The values α₁ and β₁ are parameters of the distribution function of the fine-grained component, α₂ and β₂ represent the coarse-grained component. The percentages of each component in a sub-population are given by p₁ and (1-p₁), respectively. Using the measured grain-size data in one hundred grain-size classes (x), the parameters can be estimated by General Least Squares Fitting.

3 Results

3.1 Grain-size properties

The median grain size (M) throughout the studied interval of core J11b is 13.6 ± 12.0 μm, suggesting a low-dynamic depositional environment that has remained relatively stable over the past ~440 kyr (Figure 3A). Clay (< 4 μm) and silt (4~63 μm) contents showed minimal variation, with average values of 30.9 ± 9.4% and 56.6 ± 4.0%, respectively. However, sand particles (> 63 μm) exhibited greater variability, with an average value of 12.5 ± 9.2%. Similar variability can be also observed in C values (207.7 ± 122.6 μm), which represents the one percentile of grain size distribution. For the coarsest component (typically >300 μm), they are observed only in several samples, which could be micro authigenic nodules occurring in slowly accumulating marine low sediments (Wang et al., 2016), or biogenic silica debris (Lai et al., 2023). These coarse particles seem independent to other grain-size components, and consistent with sediments from surrounding regions (Yi et al., 2020, 2021).

Figure 3

Figure 3. Spectral profile of sediment grain size of core J11b (A) with probability density function (B) and the results of environmentally-sensitive components (CC-1 and CC-2) (C). Mean, the average grain-size curve of all samples; S.D., the standard deviation for all samples.

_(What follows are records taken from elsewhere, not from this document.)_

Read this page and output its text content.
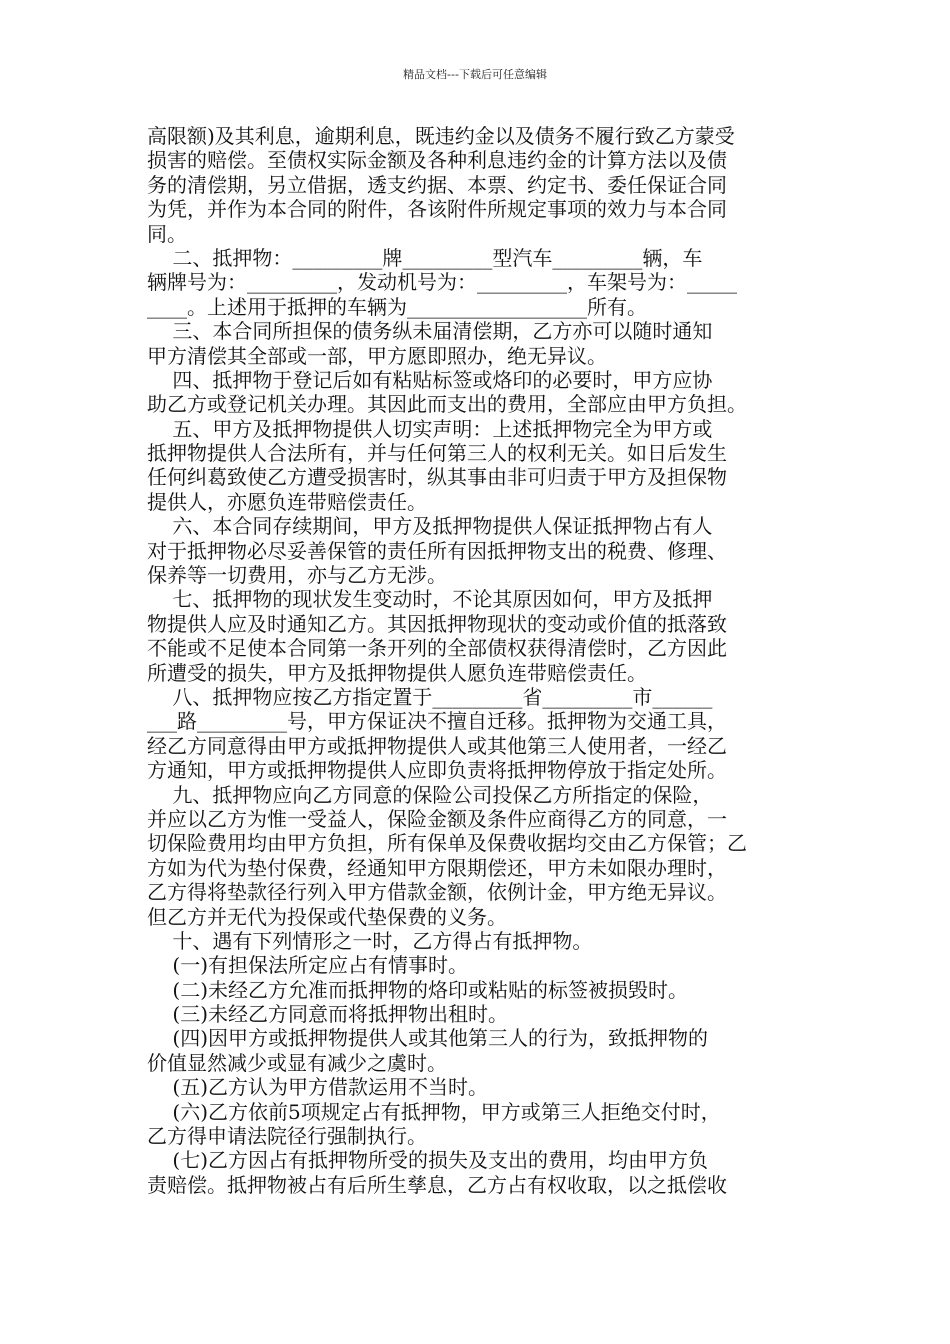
精品文档---下载后可任意编辑
高限额)及其利息，逾期利息，既违约金以及债务不履行致乙方蒙受
损害的赔偿。至债权实际金额及各种利息违约金的计算方法以及债
务的清偿期，另立借据，透支约据、本票、约定书、委任保证合同
为凭，并作为本合同的附件，各该附件所规定事项的效力与本合同
同。
二、抵押物：_________牌_________型汽车_________辆，车
辆牌号为：_________，发动机号为：_________，车架号为：_____
____。上述用于抵押的车辆为__________________所有。
三、本合同所担保的债务纵未届清偿期，乙方亦可以随时通知
甲方清偿其全部或一部，甲方愿即照办，绝无异议。
四、抵押物于登记后如有粘贴标签或烙印的必要时，甲方应协
助乙方或登记机关办理。其因此而支出的费用，全部应由甲方负担。
五、甲方及抵押物提供人切实声明：上述抵押物完全为甲方或
抵押物提供人合法所有，并与任何第三人的权利无关。如日后发生
任何纠葛致使乙方遭受损害时，纵其事由非可归责于甲方及担保物
提供人，亦愿负连带赔偿责任。
六、本合同存续期间，甲方及抵押物提供人保证抵押物占有人
对于抵押物必尽妥善保管的责任所有因抵押物支出的税费、修理、
保养等一切费用，亦与乙方无涉。
七、抵押物的现状发生变动时，不论其原因如何，甲方及抵押
物提供人应及时通知乙方。其因抵押物现状的变动或价值的抵落致
不能或不足使本合同第一条开列的全部债权获得清偿时，乙方因此
所遭受的损失，甲方及抵押物提供人愿负连带赔偿责任。
八、抵押物应按乙方指定置于_________省_________市______
___路_________号，甲方保证决不擅自迁移。抵押物为交通工具，
经乙方同意得由甲方或抵押物提供人或其他第三人使用者，一经乙
方通知，甲方或抵押物提供人应即负责将抵押物停放于指定处所。
九、抵押物应向乙方同意的保险公司投保乙方所指定的保险，
并应以乙方为惟一受益人，保险金额及条件应商得乙方的同意，一
切保险费用均由甲方负担，所有保单及保费收据均交由乙方保管；乙
方如为代为垫付保费，经通知甲方限期偿还，甲方未如限办理时，
乙方得将垫款径行列入甲方借款金额，依例计金，甲方绝无异议。
但乙方并无代为投保或代垫保费的义务。
十、遇有下列情形之一时，乙方得占有抵押物。
(一)有担保法所定应占有情事时。
(二)未经乙方允准而抵押物的烙印或粘贴的标签被损毁时。
(三)未经乙方同意而将抵押物出租时。
(四)因甲方或抵押物提供人或其他第三人的行为，致抵押物的
价值显然减少或显有减少之虞时。
(五)乙方认为甲方借款运用不当时。
(六)乙方依前5项规定占有抵押物，甲方或第三人拒绝交付时，
乙方得申请法院径行强制执行。
(七)乙方因占有抵押物所受的损失及支出的费用，均由甲方负
责赔偿。抵押物被占有后所生孳息，乙方占有权收取，以之抵偿收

To further characterize the sedimentary dynamics, we analyzed two parameters: C value, representing the most hydrodynamically active component, and M, the median diameter, indicating the mean hydrodynamic energy. In the C-M diagram, in which valuable insights into sediment transport and hydrodynamic intensity can be revealed (Passega, 1957, 1964), it is observed that these two parameters are generally coupled (Figure 4B). However, when C values exceed 300 μm, the most dynamic sedimentary process appears uncoupled from the dominant sedimentary components, suggesting distinct dynamics.

Figure 4

Figure 4. Characteristics of sediment grain size of core J11b. (A) Ternary diagrams; (B) C-M diagrams; (C) Unmixing results. EM-1 and EM-2 are the two characterized grain-size components through mathematical partitioning of sediment grain-size spectrum; (D) Principal component analysis, VF1-VF4 are the four components by VPCA.

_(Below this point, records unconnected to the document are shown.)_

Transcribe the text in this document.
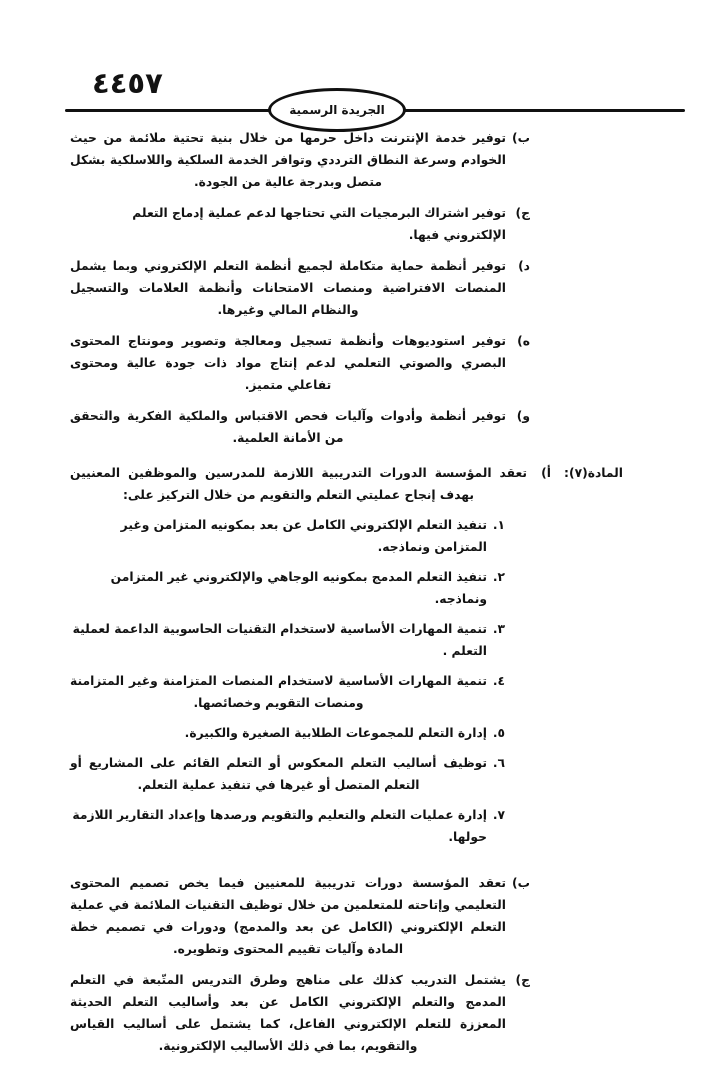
٤٤٥٧
الجريدة الرسمية
ب)
توفير خدمة الإنترنت داخل حرمها من خلال بنية تحتية ملائمة من حيث الخوادم وسرعة النطاق الترددي وتوافر الخدمة السلكية واللاسلكية بشكل متصل وبدرجة عالية من الجودة.
ج)
توفير اشتراك البرمجيات التي تحتاجها لدعم عملية إدماج التعلم الإلكتروني فيها.
د)
توفير أنظمة حماية متكاملة لجميع أنظمة التعلم الإلكتروني وبما يشمل المنصات الافتراضية ومنصات الامتحانات وأنظمة العلامات والتسجيل والنظام المالي وغيرها.
ه)
توفير استوديوهات وأنظمة تسجيل ومعالجة وتصوير ومونتاج المحتوى البصري والصوتي التعلمي لدعم إنتاج مواد ذات جودة عالية ومحتوى تفاعلي متميز.
و)
توفير أنظمة وأدوات وآليات فحص الاقتباس والملكية الفكرية والتحقق من الأمانة العلمية.
المادة(٧):
أ)
تعقد المؤسسة الدورات التدريبية اللازمة للمدرسين والموظفين المعنيين بهدف إنجاح عمليتي التعلم والتقويم من خلال التركيز على:
١.
تنفيذ التعلم الإلكتروني الكامل عن بعد بمكونيه المتزامن وغير المتزامن ونماذجه.
٢.
تنفيذ التعلم المدمج بمكونيه الوجاهي والإلكتروني غير المتزامن ونماذجه.
٣.
تنمية المهارات الأساسية لاستخدام التقنيات الحاسوبية الداعمة لعملية التعلم .
٤.
تنمية المهارات الأساسية لاستخدام المنصات المتزامنة وغير المتزامنة ومنصات التقويم وخصائصها.
٥.
إدارة التعلم للمجموعات الطلابية الصغيرة والكبيرة.
٦.
توظيف أساليب التعلم المعكوس أو التعلم القائم على المشاريع أو التعلم المتصل أو غيرها في تنفيذ عملية التعلم.
٧.
إدارة عمليات التعلم والتعليم والتقويم ورصدها وإعداد التقارير اللازمة حولها.
ب)
تعقد المؤسسة دورات تدريبية للمعنيين فيما يخص تصميم المحتوى التعليمي وإتاحته للمتعلمين من خلال توظيف التقنيات الملائمة في عملية التعلم الإلكتروني (الكامل عن بعد والمدمج) ودورات في تصميم خطة المادة وآليات تقييم المحتوى وتطويره.
ج)
يشتمل التدريب كذلك على مناهج وطرق التدريس المتّبعة في التعلم المدمج والتعلم الإلكتروني الكامل عن بعد وأساليب التعلم الحديثة المعززة للتعلم الإلكتروني الفاعل، كما يشتمل على أساليب القياس والتقويم، بما في ذلك الأساليب الإلكترونية.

The grain-size distributions are bimodal, with modal sizes of ~4 μm and ~60 μm (Figure 3). Minor differences in grain-size distributions among samples indicate a stable sedimentary environment throughout the studied period. Environmentally sensitive grain-size components are useful for characterizing specific sedimentary processes and/or dynamics (Boulay et al., 2003), and they have been used in various paleoenvironmental studies (e.g., Hu et al., 2021; Sun et al., 2003). Following the method of Boulay et al. (2003), two environmentally-sensitive components were determined (Figure 3C): CC-1 and CC-2, peaking at 2.8-4.0 μm and 55.3-83.6 μm, respectively.

Polymodal grain-size spectra can be mathematically partitioned (Ashley, 1978), enabling the separation of orthogonal modes (independent grain-size components/factors) to identify potential changes in input functions and/or sedimentary dynamics (e.g., Chen et al., 2020, 2021; Yi et al., 2012a). Using lognormal-based unmixing (Paterson and Heslop, 2015), we identified two primary components (Figure 4C): EM-1 and EM-2, with modal sizes of 4.3 μm and 48.1 μm, respectively. VPCA can be also used to identify the processes controlling sediment grain-size changes and to extract paleoenvironmental signals (e.g., Hu et al., 2021; Yi, et al., 2012b). As a result, four components (VF1-VF4) account for 98.6% of the variance (Figure 4D).

Combining all the grain-size results, it is inferred that for environmentally-sensitive components and lognormal-based unmixing (Figures 3, 4), two grain-size components are similarly identified and negatively correlated with each other, suggesting a single major factor dominating sedimentary dynamics. However, for VPCA results, four extracted components may infer a more complex process, which highlights the potential of the VPCA method in analyzing grain-size data in this critical region. In details, components VF1 and VF2 are closely related to changes in CC-1 and EM-1, and CC-2 and EM-2, respectively. Components VF3 and VF4 highlight more complex processes, indicating additional sedimentary factors influencing grain-size distribution.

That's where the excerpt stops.